2002-WJ-Jeep Grand Cherokee (4.7) Engine swap

 

 

 

So, I bought a WJ on kijiji (Canada’s more popular craigslist), according to the add, and the PO the truck needed a head gasket. I suppose I should know better then to listen to a strangers diagnosis, and I took them at their word. My intention was to flip the truck after the head gasket re and re. This also speaks to my novice mechanic skills as I should’ve probably suspected something was up when the truck was missing as bad as it was when I picked it up. I noticed the miss, but thought there was a chance the truck could be losing compression between two cylinders, or maybe as simple as a spark plug/coil pack not working properly. Anyway, got the truck on the trailer, and drove it to my place. Unloaded, and started diving in to see what the problem was. Another thing that was weird, was there was no codes, nothing – I thought for sure something should come up for a miss like this – that should’ve been my clue to a mechanical failure – I missed it. Anyway, finally found that there was no compression in cylinders 1 and 2 (the two front cylinders on each bank). I then decided that I needed to do a leak down test, but did not have a leakdown tool, and I couldn’t find one in town. So, I googled leakdown tool and found that it was merely two gauges, a regulator, and an orifice between between the two gauges to show the drop in pressure. So, I glued this together and got to work. Found leakage on cylinder two was to the intake pretty badly, and also leaking to the crank case. Number one was just leaking to the crank case. (I should mention that each cylinder tested must have the piston positioned at tdc on compression stroke). So, with that the engine basically needs to be rebuilt, or replaced – and then I started ripping and tearing.

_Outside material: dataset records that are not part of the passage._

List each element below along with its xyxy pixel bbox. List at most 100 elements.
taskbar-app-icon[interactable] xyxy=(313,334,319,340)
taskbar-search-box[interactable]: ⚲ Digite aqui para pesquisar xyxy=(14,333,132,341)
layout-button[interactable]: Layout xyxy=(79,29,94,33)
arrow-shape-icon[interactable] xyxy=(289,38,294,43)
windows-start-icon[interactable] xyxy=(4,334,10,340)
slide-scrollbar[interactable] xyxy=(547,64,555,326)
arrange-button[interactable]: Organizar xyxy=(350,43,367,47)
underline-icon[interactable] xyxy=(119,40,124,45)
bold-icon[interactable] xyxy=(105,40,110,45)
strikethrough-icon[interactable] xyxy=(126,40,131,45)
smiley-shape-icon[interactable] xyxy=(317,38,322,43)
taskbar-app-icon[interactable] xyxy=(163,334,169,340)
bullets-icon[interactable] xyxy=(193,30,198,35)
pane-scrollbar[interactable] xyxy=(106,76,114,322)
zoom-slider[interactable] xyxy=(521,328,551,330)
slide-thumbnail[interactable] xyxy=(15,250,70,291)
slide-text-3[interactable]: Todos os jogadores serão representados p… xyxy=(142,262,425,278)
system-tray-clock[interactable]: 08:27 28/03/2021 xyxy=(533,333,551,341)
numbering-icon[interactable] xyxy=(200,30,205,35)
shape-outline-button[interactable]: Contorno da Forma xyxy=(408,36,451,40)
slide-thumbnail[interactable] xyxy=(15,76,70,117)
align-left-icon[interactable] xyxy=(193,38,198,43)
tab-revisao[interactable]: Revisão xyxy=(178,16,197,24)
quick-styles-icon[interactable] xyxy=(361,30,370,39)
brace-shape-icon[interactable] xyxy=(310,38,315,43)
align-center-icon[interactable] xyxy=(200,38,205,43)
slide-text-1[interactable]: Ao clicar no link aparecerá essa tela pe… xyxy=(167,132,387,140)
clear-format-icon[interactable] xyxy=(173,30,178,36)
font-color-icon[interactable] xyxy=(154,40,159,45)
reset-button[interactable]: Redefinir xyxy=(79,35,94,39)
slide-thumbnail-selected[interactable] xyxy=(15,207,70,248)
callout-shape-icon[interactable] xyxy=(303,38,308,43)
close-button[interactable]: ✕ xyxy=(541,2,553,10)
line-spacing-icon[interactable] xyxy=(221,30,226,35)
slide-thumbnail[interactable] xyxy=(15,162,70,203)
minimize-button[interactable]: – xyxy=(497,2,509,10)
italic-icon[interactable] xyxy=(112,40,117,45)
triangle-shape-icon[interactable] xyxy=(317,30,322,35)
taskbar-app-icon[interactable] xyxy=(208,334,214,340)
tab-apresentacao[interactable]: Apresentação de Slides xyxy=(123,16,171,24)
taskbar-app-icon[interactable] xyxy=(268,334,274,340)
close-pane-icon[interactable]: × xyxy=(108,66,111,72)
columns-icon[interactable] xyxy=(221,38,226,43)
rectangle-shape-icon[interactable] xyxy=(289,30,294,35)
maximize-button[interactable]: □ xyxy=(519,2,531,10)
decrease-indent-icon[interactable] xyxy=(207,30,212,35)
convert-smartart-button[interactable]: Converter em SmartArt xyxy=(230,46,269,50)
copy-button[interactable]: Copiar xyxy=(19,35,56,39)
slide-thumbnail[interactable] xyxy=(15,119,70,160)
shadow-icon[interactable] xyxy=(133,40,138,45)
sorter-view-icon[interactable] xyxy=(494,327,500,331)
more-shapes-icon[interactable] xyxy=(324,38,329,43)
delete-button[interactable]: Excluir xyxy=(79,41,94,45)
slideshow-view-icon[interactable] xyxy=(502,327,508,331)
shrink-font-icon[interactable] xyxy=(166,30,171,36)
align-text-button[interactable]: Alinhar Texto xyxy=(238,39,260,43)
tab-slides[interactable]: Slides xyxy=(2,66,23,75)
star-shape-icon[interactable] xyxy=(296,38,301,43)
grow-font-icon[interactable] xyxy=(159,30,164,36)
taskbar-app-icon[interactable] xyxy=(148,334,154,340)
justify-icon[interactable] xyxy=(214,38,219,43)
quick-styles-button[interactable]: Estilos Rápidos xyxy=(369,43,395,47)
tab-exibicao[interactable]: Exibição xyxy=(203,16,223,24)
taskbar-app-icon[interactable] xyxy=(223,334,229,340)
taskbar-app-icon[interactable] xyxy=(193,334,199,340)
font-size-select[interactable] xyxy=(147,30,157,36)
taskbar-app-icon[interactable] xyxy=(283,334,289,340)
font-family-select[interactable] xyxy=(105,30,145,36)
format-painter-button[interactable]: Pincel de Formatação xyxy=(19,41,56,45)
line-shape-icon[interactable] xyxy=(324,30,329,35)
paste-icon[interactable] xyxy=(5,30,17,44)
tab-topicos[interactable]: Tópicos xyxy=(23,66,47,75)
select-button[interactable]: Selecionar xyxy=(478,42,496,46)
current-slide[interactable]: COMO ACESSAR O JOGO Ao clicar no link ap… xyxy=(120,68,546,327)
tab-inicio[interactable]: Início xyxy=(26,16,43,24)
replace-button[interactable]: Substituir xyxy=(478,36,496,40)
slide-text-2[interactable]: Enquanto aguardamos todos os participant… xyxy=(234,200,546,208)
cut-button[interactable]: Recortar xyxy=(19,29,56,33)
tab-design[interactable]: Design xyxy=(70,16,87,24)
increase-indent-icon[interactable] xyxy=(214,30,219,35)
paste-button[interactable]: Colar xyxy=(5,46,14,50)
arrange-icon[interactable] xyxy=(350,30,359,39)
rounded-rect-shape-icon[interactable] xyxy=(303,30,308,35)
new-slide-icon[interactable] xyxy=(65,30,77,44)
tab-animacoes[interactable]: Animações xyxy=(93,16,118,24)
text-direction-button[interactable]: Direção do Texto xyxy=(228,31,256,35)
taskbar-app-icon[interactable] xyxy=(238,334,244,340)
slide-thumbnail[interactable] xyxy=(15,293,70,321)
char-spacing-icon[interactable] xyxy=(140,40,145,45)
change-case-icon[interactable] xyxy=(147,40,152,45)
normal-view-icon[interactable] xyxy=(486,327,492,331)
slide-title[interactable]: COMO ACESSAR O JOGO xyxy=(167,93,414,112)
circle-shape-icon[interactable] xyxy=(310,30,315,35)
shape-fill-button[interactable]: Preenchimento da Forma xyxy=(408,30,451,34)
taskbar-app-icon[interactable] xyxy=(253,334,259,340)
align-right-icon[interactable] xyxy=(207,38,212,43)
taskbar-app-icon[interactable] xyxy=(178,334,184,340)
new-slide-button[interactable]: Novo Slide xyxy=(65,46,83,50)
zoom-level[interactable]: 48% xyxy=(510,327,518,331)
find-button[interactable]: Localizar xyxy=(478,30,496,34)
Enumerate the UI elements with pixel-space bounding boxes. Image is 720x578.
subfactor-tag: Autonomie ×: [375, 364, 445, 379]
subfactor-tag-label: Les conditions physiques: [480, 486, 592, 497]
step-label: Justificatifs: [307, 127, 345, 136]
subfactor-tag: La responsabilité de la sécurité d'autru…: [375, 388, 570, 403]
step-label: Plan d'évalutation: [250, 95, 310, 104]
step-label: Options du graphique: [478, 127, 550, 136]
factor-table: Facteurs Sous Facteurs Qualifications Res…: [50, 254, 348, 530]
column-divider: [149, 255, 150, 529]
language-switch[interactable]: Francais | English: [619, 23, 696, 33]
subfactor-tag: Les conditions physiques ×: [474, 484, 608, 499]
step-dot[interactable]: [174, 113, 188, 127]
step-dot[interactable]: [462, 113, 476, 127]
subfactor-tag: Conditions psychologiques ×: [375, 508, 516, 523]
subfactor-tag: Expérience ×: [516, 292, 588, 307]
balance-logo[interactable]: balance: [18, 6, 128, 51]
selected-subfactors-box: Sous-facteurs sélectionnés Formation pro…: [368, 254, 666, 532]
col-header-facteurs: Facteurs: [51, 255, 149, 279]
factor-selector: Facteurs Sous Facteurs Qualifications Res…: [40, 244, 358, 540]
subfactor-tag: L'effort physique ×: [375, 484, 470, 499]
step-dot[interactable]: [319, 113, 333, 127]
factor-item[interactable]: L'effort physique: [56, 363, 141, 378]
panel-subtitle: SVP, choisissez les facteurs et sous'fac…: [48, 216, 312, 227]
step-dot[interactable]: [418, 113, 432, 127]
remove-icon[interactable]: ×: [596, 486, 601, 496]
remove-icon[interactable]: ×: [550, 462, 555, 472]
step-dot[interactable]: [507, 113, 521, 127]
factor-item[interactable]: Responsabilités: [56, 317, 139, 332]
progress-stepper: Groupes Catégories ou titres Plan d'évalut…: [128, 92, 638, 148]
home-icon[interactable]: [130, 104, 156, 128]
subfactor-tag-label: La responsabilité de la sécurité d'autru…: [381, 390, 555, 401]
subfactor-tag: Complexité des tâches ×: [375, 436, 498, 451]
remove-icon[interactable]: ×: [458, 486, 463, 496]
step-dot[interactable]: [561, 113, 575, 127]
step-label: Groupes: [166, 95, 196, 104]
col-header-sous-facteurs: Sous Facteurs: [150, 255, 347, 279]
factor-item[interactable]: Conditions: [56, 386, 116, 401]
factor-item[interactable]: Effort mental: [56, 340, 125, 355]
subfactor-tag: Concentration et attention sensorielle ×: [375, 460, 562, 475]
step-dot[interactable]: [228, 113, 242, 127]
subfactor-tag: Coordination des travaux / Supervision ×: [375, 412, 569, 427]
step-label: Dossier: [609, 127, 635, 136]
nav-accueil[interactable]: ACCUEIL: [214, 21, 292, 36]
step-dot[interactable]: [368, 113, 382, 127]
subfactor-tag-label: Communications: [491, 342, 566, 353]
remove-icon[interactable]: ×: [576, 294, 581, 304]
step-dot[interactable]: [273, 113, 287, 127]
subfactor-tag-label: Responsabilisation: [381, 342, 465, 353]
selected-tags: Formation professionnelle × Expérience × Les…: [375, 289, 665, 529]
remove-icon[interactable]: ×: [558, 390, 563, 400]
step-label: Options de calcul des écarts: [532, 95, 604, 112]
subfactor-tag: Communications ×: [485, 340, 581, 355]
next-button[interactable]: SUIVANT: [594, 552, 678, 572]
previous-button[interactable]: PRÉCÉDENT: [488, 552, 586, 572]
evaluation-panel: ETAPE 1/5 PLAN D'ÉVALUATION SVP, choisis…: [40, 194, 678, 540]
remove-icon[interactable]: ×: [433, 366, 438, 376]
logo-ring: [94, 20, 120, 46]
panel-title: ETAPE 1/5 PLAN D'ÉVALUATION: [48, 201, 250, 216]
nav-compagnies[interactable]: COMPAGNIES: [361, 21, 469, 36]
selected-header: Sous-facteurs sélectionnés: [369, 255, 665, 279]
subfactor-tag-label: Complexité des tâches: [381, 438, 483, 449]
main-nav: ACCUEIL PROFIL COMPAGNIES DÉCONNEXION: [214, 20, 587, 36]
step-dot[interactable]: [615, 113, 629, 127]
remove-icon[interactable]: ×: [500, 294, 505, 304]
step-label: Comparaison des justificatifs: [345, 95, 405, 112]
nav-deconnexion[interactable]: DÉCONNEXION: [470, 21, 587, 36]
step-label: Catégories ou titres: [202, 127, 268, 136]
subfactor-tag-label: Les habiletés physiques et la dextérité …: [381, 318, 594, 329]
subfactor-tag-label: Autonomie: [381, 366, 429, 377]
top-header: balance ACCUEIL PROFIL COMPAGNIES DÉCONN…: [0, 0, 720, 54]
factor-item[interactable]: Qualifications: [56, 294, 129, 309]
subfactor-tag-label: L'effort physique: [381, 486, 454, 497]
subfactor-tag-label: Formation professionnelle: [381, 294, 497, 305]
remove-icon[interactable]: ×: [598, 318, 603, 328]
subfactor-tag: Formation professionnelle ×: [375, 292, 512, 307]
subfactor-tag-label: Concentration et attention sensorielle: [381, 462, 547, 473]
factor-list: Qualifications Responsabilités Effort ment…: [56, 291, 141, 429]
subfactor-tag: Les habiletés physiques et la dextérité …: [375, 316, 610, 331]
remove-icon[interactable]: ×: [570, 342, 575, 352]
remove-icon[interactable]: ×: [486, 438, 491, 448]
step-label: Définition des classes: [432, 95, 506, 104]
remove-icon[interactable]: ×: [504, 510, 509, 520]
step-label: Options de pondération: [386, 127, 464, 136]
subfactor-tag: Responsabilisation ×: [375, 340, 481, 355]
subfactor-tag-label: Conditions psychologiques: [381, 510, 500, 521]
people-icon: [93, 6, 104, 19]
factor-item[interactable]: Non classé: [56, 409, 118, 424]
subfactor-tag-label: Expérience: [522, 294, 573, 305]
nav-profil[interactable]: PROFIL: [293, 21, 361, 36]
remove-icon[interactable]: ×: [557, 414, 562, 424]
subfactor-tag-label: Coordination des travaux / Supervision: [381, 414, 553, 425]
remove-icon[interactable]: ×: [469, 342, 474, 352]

I have actually enjoyed myself over the past couple of days. At work things are usually fairly busy, we are rushed, and I am not taking the time to make my own diagnosis, often I will bounce ideas off the more experienced mechanics because I feel like time is short, or I don’t want to make a wrong call and cost the customer extra money, or cost our company money in a faulty decision. Here though, it’s all me – I can make my own calls, right or wrong, and though it is a little stressful, I’ve actually been enjoying it. I remember how much I like doing this stuff, and how relaxing it is to “tinker”. So, I’ll update as things progress. Oh yeah, one thing that makes working at home a little trying at times is the tool selection – I am so appreciative of the tools I have collected while working professionally that my armature tool collection adds some extra difficulty at times. But, thankfully I have a rotation at work where I will be able to bring tools home for what I need, and this won’t be too difficult. That being said, a while back there was a socket set at Canadian tire (the one in the picture) and it is wonderful! I love how nice and organized it is, how simple, and easy to get a socket out, return it, and how visibly appealing it is to see all its little pieces nestled in their corresponding home. The simple things.